Disclosure and review of pre-authorization requirements
See bold text below:
(a) A utilization review entity shall make any current pre-authorization requirements and restrictions readily accessible on its website and in written or electronic form upon request for covered persons, health-care providers, and others with access to the website. Information from a utilization review entity that is not an insurer, health-benefit plan, or health-service corporation shall make this information available at an electronic pre-authorization portal that is accessible in real time. Requirements shall be described in detail but also in clear, easily-understandable language. Clinical criteria shall be described in language easily understandable by a health-care provider practicing in the same clinical area.
(b) If an insurer, health-benefit plan, or health-service corporation intends either to implement a new pre-authorization requirement or restriction, or amend an existing requirement or restriction, they shall ensure that the new or amended requirement is not implemented unless their website has been updated to reflect the new or amended requirement or restriction. This shall not extend to expansion of coverage for new health-care services.
(c) If an insurer, health-benefit plan, or health-service corporation intends either to implement a new pre-authorization requirement or restriction, or amend an existing requirement or restriction, they shall provide covered persons who are currently authorized by the utilization review entity for coverage of the affected health-care service and all contracted health-care providers who provide affected health-care service or services of written notice of the new or amended requirement or amendment no less than 60 days before the requirement or restriction is implemented. Such notice may be delivered electronically or by other means.

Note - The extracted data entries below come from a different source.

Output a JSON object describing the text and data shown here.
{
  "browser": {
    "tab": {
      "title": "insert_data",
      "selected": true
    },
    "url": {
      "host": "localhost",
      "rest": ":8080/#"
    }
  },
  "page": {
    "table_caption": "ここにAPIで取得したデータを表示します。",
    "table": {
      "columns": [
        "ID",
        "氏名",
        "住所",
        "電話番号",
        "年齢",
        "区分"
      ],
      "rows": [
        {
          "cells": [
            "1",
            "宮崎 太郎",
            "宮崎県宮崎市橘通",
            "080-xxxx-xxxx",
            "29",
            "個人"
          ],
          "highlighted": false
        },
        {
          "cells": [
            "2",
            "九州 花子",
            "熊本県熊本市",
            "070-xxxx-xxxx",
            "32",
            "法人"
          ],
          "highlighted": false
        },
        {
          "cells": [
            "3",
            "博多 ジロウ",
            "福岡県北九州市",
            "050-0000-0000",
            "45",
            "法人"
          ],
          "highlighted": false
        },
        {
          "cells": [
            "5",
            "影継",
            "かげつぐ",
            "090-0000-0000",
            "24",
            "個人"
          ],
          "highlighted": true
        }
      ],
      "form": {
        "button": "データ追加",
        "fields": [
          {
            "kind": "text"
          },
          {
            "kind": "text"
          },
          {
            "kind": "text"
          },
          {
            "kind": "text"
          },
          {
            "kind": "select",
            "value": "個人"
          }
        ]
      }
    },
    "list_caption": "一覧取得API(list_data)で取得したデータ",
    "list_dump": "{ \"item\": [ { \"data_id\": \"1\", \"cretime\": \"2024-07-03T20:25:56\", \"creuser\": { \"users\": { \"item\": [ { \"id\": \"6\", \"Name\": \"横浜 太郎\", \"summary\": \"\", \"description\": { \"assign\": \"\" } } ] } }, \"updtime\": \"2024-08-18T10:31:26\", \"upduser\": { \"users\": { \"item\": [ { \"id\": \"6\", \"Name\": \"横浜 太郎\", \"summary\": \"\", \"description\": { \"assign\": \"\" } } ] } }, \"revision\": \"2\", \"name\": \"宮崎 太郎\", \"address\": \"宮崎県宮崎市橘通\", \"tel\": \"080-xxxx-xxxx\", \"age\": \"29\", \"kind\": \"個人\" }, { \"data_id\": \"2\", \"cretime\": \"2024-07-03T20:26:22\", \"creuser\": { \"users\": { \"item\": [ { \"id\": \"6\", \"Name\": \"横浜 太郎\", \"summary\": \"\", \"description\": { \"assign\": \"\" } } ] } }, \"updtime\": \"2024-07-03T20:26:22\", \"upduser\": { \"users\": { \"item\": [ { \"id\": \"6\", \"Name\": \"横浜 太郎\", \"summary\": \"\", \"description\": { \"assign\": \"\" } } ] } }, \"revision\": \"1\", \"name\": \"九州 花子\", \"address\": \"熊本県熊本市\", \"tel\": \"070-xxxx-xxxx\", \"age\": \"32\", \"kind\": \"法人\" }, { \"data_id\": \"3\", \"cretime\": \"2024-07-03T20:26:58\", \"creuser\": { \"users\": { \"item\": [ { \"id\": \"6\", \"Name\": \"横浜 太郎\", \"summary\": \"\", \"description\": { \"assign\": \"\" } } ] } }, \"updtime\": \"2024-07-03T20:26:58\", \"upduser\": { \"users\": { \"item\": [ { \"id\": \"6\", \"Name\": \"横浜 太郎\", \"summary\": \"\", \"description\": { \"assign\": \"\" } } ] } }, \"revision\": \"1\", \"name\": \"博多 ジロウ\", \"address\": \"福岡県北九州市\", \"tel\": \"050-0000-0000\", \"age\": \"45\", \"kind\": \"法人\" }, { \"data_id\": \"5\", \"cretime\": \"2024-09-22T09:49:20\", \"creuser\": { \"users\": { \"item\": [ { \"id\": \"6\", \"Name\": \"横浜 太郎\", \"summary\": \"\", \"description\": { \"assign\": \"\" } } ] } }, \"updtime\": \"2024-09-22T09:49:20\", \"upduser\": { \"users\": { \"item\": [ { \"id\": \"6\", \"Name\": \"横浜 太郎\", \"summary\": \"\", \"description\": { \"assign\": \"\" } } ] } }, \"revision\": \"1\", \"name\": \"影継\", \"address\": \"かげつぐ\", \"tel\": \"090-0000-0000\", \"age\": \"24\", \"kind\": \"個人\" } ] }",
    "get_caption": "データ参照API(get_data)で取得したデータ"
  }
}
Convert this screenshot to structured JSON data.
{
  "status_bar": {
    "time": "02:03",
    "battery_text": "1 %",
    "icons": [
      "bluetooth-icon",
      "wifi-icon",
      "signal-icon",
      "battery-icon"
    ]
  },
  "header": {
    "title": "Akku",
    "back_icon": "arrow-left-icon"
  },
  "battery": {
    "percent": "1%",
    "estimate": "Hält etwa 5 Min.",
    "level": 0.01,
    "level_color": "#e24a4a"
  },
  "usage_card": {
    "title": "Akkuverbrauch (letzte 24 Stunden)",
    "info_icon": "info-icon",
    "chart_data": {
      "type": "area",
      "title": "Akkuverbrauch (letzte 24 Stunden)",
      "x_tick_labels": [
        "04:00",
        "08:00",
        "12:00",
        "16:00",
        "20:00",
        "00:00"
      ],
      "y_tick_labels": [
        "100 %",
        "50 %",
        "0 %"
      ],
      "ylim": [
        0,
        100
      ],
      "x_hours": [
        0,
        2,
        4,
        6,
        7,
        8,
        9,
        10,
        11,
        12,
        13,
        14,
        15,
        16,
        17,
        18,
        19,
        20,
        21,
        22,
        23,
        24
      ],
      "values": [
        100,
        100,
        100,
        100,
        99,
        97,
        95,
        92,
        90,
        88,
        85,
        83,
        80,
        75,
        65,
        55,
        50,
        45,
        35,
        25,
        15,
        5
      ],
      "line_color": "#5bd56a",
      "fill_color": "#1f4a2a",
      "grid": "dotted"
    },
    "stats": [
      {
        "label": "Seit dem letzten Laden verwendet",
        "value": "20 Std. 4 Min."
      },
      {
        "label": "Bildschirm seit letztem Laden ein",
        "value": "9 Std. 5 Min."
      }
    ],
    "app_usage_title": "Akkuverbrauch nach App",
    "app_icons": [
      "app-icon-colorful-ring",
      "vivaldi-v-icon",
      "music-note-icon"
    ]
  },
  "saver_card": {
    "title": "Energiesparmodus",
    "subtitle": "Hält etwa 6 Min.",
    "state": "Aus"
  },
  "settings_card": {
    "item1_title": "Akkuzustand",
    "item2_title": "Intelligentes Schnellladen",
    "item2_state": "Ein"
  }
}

(d) Insurers, health-benefit plans, and health-service corporations utilizing pre-authorization shall report de-identified statistics regarding pre-authorization approvals, denials, and appeals to the Delaware Health Information Network in a format and frequency, no less than twice annually, of the Delaware Health Information Network’s request. The Department may also request this data at any time. The statistics shall include, but may be expanded upon or further delineated by regulation, categories for all of the following:
(1) For denials, the aggregated reasons for denials such as, but not limited to, medical necessity or incomplete pre-authorization submission.
(2) For appeals:
a. Practitioner specialty;
b. Medication, diagnostic test, or diagnostic procedure;
c. Indication offered;
d. Reason for underlying denial; and
e. Number of denials overturned upon appeal.